Compared to the peak of gold mining in 2012, when investment reached over US$8 billion, last year’s investment totaled US$5.2 billion, a fall of almost US$3 billion. However, after a continuous fall in 2013 and 2014, with investment levels coming in at US$6.5 billion and US$4.9 billion respectively, miners may feel positively about the 2015 figures.

Miners all around the world have been reluctant to develop projects, and many have been put on hold indefinitely until operators see an increase in metal prices. Octavio Alvídrez, CEO of the world’s largest silver producer Fresnillo shared in a recent interview with Mexico Mining Review, “Since 2011, every year has been a challenge, with consistently lower metal prices. Mining in itself is a challenge, and the prices have only made the environment more hostile.”

However, the problem has been compounded by the fact that the Mexican government recently introduced a royalty tax on mining concessions. According to the tax, a standard 7.5% Derecho Especial on income has been applied to holders of any concession in Mexico. Other investments, accrued interest, and annual adjustment for inflation are not deductible. Moreover, a further Derecho Extraordinario, a rate of 0.5%, will be applied on top of this for precious metal concessions of gold, silver, and platinum.


Mexico was the world’s top silver producer in 2015, with an output of 5,400MT. Source: Kitco News

The money is to be used to create the Fund for the Regional Sustainable Development of Mining States and Municipalities, which will be distributed among the communities affected by mining activities to promote economic development. However, many have expressed doubts about the allocation of these funds, and as a response, a partnership has been formed between the public and private sector to decide on the most appropriate investment. Alvídrez comments, “We are participating in a group to decide which projects are valuable for the communities and that may better serve the communities directly affected by mining activities.”
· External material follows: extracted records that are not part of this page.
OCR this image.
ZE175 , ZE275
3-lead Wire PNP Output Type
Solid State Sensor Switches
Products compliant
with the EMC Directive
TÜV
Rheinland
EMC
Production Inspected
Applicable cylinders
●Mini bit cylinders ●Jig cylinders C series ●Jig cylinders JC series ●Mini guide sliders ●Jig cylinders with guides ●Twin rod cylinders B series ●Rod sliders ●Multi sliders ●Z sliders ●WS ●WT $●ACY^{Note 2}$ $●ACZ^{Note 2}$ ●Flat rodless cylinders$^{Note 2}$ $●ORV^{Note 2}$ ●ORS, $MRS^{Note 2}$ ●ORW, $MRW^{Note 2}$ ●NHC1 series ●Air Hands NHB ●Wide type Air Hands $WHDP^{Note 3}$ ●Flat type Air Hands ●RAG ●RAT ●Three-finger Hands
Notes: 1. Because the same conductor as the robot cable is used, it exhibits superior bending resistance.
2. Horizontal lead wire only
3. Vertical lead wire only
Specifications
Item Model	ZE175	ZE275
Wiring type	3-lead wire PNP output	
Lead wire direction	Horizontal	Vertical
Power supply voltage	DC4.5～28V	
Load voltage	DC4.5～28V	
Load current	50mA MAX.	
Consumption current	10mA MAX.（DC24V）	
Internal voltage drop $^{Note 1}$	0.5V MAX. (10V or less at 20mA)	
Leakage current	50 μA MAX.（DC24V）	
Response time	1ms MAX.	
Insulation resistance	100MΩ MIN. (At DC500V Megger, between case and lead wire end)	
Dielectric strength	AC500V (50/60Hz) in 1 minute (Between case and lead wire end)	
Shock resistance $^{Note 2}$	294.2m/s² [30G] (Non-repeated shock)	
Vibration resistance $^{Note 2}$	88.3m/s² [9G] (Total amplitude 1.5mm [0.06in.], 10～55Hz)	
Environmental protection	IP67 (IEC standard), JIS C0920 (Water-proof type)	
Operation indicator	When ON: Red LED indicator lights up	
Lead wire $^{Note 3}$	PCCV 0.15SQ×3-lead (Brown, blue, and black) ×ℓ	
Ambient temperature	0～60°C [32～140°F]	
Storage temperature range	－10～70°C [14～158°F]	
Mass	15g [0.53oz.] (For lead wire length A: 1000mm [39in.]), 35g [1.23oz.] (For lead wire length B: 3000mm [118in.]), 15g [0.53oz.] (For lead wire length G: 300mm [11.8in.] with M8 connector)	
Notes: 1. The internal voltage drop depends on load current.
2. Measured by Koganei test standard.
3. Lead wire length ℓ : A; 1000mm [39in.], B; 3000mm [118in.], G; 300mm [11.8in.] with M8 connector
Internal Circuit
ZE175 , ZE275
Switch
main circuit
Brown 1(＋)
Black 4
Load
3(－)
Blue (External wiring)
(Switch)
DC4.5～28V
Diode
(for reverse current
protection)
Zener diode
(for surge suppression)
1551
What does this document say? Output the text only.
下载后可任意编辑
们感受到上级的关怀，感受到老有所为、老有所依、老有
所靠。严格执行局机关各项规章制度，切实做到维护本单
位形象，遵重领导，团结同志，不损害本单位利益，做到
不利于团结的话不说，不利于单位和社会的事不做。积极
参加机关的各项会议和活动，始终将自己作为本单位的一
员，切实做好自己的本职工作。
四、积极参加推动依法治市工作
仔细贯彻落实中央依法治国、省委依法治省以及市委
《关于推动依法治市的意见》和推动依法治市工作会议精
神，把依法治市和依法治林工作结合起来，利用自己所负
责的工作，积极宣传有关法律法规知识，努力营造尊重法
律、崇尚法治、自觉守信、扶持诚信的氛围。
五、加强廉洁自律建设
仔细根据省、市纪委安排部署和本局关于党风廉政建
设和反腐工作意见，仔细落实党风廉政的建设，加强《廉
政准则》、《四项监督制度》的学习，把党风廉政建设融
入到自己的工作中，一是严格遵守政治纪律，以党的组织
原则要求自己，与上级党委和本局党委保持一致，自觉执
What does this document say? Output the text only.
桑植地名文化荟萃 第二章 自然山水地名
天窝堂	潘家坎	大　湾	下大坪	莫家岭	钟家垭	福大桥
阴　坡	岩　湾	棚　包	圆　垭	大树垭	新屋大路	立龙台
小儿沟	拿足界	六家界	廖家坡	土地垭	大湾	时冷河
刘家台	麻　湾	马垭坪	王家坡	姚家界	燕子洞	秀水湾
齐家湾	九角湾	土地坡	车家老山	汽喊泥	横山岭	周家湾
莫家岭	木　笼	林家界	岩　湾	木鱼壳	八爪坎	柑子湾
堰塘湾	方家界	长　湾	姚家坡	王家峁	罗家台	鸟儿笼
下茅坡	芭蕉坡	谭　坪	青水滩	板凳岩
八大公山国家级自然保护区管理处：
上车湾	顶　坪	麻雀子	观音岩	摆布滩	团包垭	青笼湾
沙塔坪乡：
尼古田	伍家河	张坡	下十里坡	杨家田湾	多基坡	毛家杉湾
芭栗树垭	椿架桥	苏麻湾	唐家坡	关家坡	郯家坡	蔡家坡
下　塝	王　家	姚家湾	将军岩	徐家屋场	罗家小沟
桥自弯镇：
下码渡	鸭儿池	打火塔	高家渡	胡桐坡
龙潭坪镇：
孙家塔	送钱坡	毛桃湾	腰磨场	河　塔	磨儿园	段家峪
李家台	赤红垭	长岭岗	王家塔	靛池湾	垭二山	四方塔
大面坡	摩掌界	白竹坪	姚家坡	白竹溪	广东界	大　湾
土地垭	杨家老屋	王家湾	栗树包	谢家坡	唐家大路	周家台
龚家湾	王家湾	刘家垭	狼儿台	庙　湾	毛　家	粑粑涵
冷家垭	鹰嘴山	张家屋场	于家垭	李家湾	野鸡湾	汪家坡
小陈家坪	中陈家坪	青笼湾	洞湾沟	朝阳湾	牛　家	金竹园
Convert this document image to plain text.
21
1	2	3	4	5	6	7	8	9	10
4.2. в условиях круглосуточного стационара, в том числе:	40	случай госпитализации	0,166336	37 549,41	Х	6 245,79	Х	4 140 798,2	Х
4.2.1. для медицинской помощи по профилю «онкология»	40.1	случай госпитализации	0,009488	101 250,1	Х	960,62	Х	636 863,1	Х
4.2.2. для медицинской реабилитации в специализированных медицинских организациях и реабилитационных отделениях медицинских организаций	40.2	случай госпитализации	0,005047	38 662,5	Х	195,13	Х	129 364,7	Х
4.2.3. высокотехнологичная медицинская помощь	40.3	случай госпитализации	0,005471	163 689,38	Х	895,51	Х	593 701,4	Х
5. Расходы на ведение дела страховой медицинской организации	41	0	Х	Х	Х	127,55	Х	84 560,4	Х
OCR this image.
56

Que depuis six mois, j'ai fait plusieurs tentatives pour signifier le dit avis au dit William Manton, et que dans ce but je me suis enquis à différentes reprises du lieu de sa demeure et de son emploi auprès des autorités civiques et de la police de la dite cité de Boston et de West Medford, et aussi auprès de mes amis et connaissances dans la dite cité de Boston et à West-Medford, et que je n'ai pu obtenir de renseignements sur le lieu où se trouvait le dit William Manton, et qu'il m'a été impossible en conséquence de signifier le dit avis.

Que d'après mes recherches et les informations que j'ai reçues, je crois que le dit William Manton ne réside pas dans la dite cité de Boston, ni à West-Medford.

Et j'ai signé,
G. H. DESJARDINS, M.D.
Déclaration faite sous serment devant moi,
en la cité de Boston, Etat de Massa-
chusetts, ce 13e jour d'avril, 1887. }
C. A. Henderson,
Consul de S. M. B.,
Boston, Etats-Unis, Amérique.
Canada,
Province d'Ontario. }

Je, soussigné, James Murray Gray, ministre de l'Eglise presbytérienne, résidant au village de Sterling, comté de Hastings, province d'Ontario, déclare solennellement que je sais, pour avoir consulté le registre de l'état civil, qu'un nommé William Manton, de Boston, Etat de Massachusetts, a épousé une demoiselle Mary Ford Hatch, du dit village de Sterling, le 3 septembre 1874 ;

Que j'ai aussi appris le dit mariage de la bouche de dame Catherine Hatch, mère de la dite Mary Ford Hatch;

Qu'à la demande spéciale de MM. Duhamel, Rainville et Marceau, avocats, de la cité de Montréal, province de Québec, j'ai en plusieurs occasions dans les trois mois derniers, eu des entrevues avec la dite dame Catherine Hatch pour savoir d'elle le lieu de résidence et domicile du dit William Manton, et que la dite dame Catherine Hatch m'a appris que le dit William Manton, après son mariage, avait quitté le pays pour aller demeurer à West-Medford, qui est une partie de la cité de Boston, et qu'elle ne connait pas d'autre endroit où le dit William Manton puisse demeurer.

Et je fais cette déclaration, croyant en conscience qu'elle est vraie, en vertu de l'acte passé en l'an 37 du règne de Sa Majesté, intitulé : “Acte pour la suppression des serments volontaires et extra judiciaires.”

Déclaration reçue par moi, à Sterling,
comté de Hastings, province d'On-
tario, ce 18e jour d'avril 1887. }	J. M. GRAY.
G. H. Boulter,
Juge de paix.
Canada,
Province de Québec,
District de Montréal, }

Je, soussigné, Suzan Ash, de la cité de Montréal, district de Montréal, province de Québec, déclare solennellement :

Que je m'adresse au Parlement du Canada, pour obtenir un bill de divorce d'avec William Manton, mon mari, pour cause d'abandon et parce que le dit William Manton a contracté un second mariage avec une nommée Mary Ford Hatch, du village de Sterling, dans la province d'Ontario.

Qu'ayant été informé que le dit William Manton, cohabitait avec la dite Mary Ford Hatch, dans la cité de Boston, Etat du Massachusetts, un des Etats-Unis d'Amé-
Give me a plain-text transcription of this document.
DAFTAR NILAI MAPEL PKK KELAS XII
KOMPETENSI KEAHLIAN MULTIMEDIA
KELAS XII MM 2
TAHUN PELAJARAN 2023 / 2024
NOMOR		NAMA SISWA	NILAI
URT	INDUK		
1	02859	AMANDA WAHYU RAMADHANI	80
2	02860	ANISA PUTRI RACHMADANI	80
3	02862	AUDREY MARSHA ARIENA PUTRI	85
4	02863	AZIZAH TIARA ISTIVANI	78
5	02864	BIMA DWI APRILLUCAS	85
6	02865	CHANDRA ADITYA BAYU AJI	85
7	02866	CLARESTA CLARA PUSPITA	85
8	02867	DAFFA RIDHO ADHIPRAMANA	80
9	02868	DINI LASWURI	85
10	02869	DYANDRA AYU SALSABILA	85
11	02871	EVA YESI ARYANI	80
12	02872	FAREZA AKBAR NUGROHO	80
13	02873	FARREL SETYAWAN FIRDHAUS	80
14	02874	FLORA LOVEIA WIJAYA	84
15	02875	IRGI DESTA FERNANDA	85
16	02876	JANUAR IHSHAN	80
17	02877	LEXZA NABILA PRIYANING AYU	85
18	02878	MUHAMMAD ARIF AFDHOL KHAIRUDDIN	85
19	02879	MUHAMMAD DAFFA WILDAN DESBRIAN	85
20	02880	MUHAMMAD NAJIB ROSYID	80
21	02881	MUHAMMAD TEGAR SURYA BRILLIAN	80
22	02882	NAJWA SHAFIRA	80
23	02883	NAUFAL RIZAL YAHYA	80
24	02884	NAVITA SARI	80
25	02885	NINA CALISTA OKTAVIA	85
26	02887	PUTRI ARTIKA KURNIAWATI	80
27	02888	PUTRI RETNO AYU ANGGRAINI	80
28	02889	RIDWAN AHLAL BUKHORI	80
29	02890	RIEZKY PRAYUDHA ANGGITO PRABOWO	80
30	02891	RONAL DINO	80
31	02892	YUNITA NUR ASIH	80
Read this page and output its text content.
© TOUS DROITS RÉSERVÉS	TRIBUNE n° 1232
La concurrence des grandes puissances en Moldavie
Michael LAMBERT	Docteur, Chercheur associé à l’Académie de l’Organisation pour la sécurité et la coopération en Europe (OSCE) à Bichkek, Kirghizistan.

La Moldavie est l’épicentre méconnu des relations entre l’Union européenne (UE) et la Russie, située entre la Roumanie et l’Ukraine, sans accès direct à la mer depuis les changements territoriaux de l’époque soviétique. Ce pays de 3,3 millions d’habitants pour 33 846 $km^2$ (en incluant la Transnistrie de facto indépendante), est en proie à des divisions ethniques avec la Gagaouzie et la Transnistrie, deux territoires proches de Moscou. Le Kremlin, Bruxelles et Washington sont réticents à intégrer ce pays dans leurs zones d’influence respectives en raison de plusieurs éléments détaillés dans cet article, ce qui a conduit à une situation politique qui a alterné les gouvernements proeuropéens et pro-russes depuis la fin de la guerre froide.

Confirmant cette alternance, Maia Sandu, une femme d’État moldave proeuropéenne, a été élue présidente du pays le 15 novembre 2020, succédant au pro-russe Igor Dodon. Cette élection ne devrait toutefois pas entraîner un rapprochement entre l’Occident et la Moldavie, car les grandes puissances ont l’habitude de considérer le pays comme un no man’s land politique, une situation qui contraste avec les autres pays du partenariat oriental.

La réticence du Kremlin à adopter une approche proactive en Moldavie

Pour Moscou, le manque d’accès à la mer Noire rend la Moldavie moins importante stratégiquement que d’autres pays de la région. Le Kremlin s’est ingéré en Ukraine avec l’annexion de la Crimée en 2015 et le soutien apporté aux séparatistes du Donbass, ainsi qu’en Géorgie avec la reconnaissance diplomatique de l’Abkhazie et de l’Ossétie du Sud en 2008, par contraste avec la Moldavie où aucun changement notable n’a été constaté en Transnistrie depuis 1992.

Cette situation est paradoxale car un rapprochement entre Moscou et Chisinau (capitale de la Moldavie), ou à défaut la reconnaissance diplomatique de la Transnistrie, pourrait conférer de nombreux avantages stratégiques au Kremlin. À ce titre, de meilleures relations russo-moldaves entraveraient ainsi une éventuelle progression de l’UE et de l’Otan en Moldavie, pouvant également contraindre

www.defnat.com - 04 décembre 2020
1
Another concern about the Fund is that many mining operators are already working with the surrounding communities, and have established agreements with communities to provide resources and infrastructure that could now be revoked should the operators begin to feel the pinch of the double payment. Moreover, Laura Díaz, Partner at DBR Abogados believes that, “The negative aspect is the fact that the money received directly correlates with production, which is continuously decreasing. Even if the royalty is not rescinded, the companies are not making a profit, which means that there will be no funds to channel into the municipalities.”


Many Mexican mining operators have CSR programs in place to build infrastructure and provide education to surrounding communities. Source:

Some mining companies are even contesting the royalty, arguing that the Derecho Extraordinario is unconstitutional. As explained by Díaz, who represents an operator who has already filed an amparo against the tax, “In the case of the Derecho Extraordinario, we are arguing that this levy does not fall under fiscal responsibilities, but rather rights of way. Moreover, the extra 0.5% applies only to gold, silver, and platinum production, when Mexico is one of the top ten global producers of copper. The constitution contains a clause determining equality, meaning that the extra tax on only these three products is discriminatory and therefore unconstitutional.”

It remains to be seen whether the government will repeal the tax to maintain Mexico’s mining competitiveness, as the country’s sixth most profitable export. The Fraser Institute recently reported that Mexico had fallen to the 37th position globally in terms of competitiveness, from 33rd in 2014. This has been attributed to a variety of factors, the main ones being the drop in commodity prices and the regulatory changes.


Mining competitiveness according to the Fraser Institute in 2014 (left) and 2015 (right). Source: Fraser Institute

However, Fernando Alanis, Director of Peñoles is much more optimistic about the direction the industry is taking, and believes that several factors mean it will remain an attractive mining destination on a global scale. He explains, “Firstly, Mexico is recognized within the sector as a mining country and the potential for exploration here is enormous. Secondly, the country enjoys a stable economy and regulations that foster the development of the industry. Thirdly, Mexico benefits from its proximity to one of the most important markets in the world, the US, which continues to consume the vast majority of metals produced in Mexico. All the ingredients are there to reposition the mining industry as a strategic sector in the country, and I am sure that this will happen soon.”